The study, published in The Lancet Diabetes & Endocrinology, is the first to show that an SGLT inhibitor has these unique cardiovascular benefits. The results mean that sotagliflozin could become more widely used to reduce the risk of deadly cardiovascular events globally.

“These results demonstrate a new mechanism of action—combined blockade with sotagliflozin of the SGLT1 receptors (found in the kidney, gut, heart, and brain) and SGLT2 receptors (found in the kidney)—to reduce heart attack and stroke risk,” says study chair Deepak L. Bhatt, Director of Mount Sinai Fuster Heart Hospital and the Dr. Valentin Fuster Professor of Cardiovascular Medicine at the Icahn School of Medicine at Mount Sinai.

“The benefits seen here are distinct from those seen with the other very popular SGLT2 inhibitors in widespread clinical use for diabetes, heart failure, and kidney disease.”

The randomized, multicenter trial, known as SCORED, analyzed the ability of sotagliflozin to reduce the risks of life-threatening cardiovascular outcomes.

Researchers enrolled 10,584 patients with chronic kidney disease, type 2 diabetes, and additional cardiovascular risk factors; randomly assigned them to sotagliflozin or placebo; and followed them for an average of 16 months.

Patients in the sotagliflozin group had a 23% reduction in the rate of heart attacks, strokes, and deaths from such cardiovascular causes compared with the placebo group.

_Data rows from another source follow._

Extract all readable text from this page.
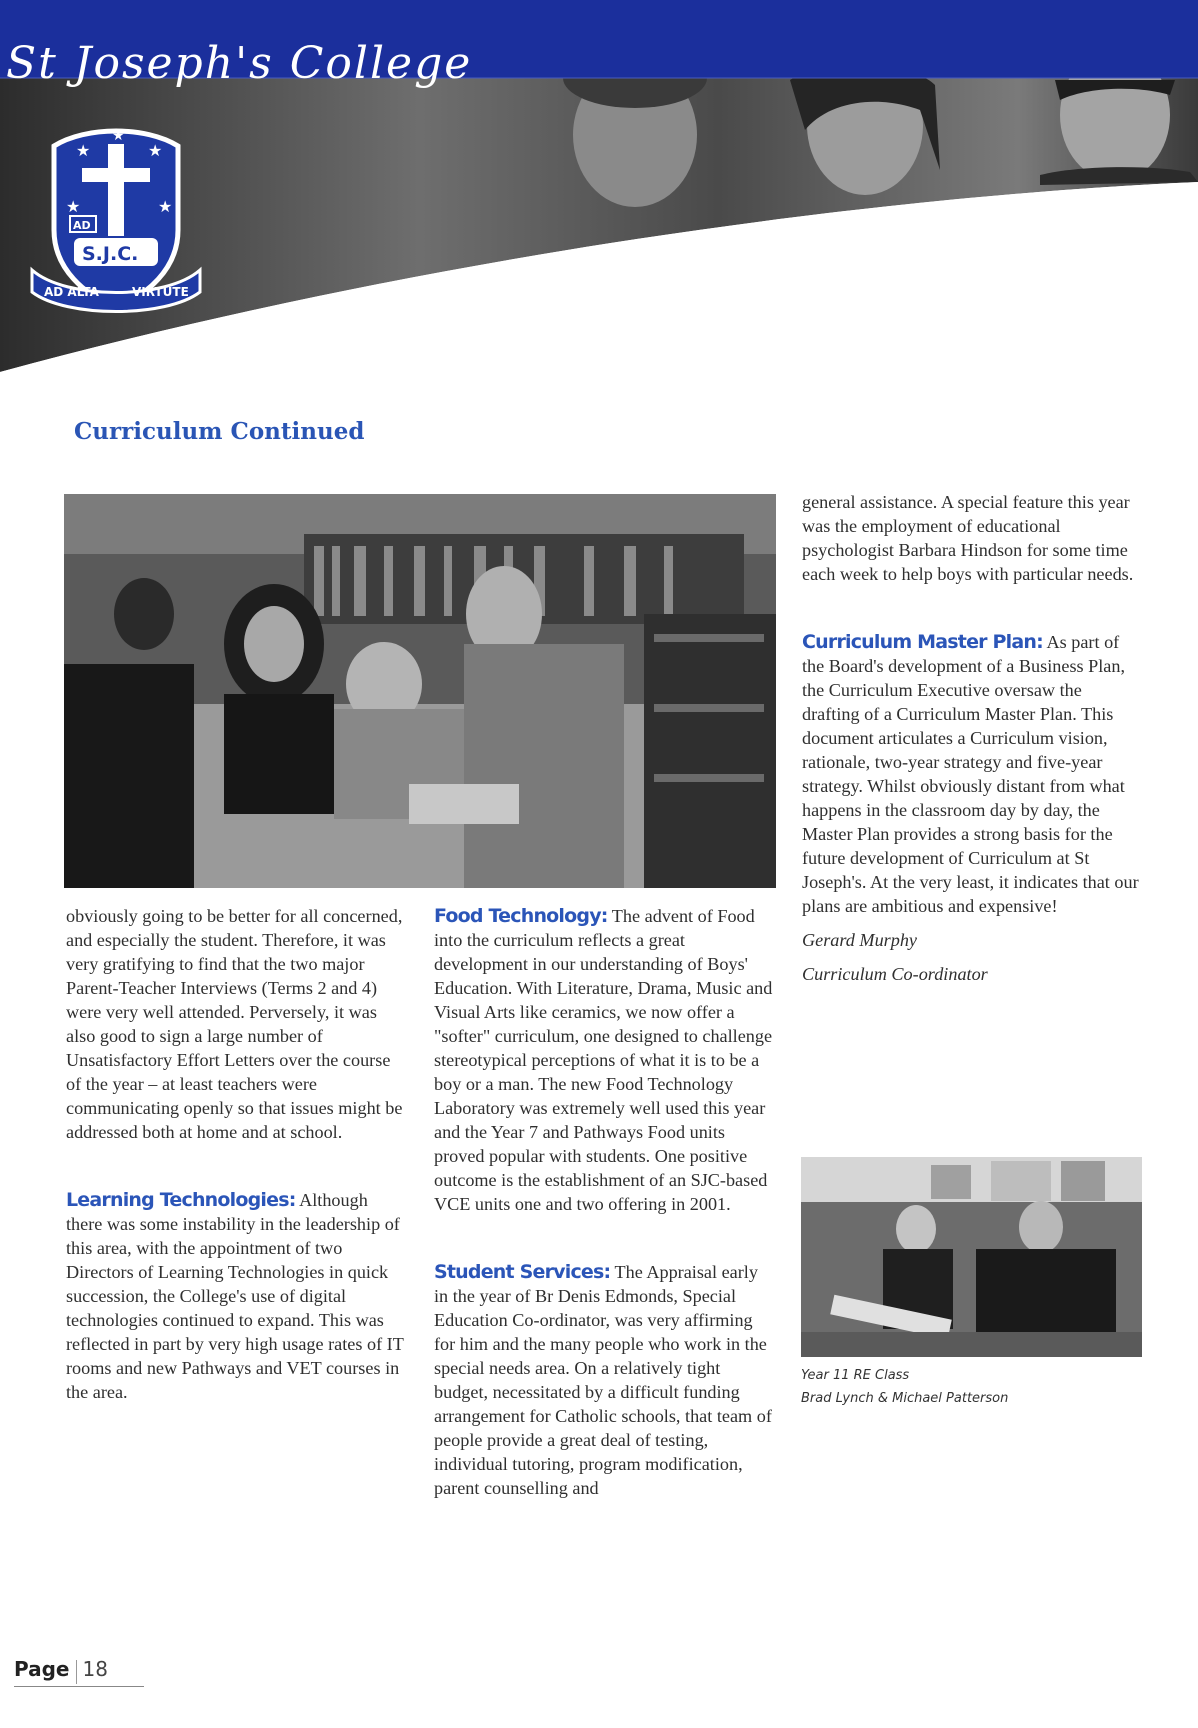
St Joseph's College
★	★
★	★
★
AD
S.J.C.
AD ALTA	VIRTUTE
Curriculum Continued

obviously going to be better for all concerned, and especially the student. Therefore, it was very gratifying to find that the two major Parent-Teacher Interviews (Terms 2 and 4) were very well attended. Perversely, it was also good to sign a large number of Unsatisfactory Effort Letters over the course of the year – at least teachers were communicating openly so that issues might be addressed both at home and at school.

Learning Technologies: Although there was some instability in the leadership of this area, with the appointment of two Directors of Learning Technologies in quick succession, the College's use of digital technologies continued to expand. This was reflected in part by very high usage rates of IT rooms and new Pathways and VET courses in the area.

Food Technology: The advent of Food into the curriculum reflects a great development in our understanding of Boys' Education. With Literature, Drama, Music and Visual Arts like ceramics, we now offer a "softer" curriculum, one designed to challenge stereotypical perceptions of what it is to be a boy or a man. The new Food Technology Laboratory was extremely well used this year and the Year 7 and Pathways Food units proved popular with students. One positive outcome is the establishment of an SJC-based VCE units one and two offering in 2001.

Student Services: The Appraisal early in the year of Br Denis Edmonds, Special Education Co-ordinator, was very affirming for him and the many people who work in the special needs area. On a relatively tight budget, necessitated by a difficult funding arrangement for Catholic schools, that team of people provide a great deal of testing, individual tutoring, program modification, parent counselling and

general assistance. A special feature this year was the employment of educational psychologist Barbara Hindson for some time each week to help boys with particular needs.

Curriculum Master Plan: As part of the Board's development of a Business Plan, the Curriculum Executive oversaw the drafting of a Curriculum Master Plan. This document articulates a Curriculum vision, rationale, two-year strategy and five-year strategy. Whilst obviously distant from what happens in the classroom day by day, the Master Plan provides a strong basis for the future development of Curriculum at St Joseph's. At the very least, it indicates that our plans are ambitious and expensive!

Gerard Murphy

Curriculum Co-ordinator

Year 11 RE Class
Brad Lynch & Michael Patterson
Page 18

“Physicians now have a new option to reduce global cardiovascular risk such as heart failure, progression of kidney disease, heart attack, and stroke in patients with either heart failure or type 2 diabetes, chronic kidney disease, and other cardiovascular risk factors,” adds Dr. Bhatt.

“This drug was approved to reduce the risk of deaths from cardiovascular causes, hospitalizations for heart failure, and urgent heart failure visits for patients with either heart failure or type 2 diabetes, chronic kidney disease, and other cardiovascular risk factors. These important, new data show that it additionally reduces the risk of heart attacks and strokes, and we could see more widespread use as a result.”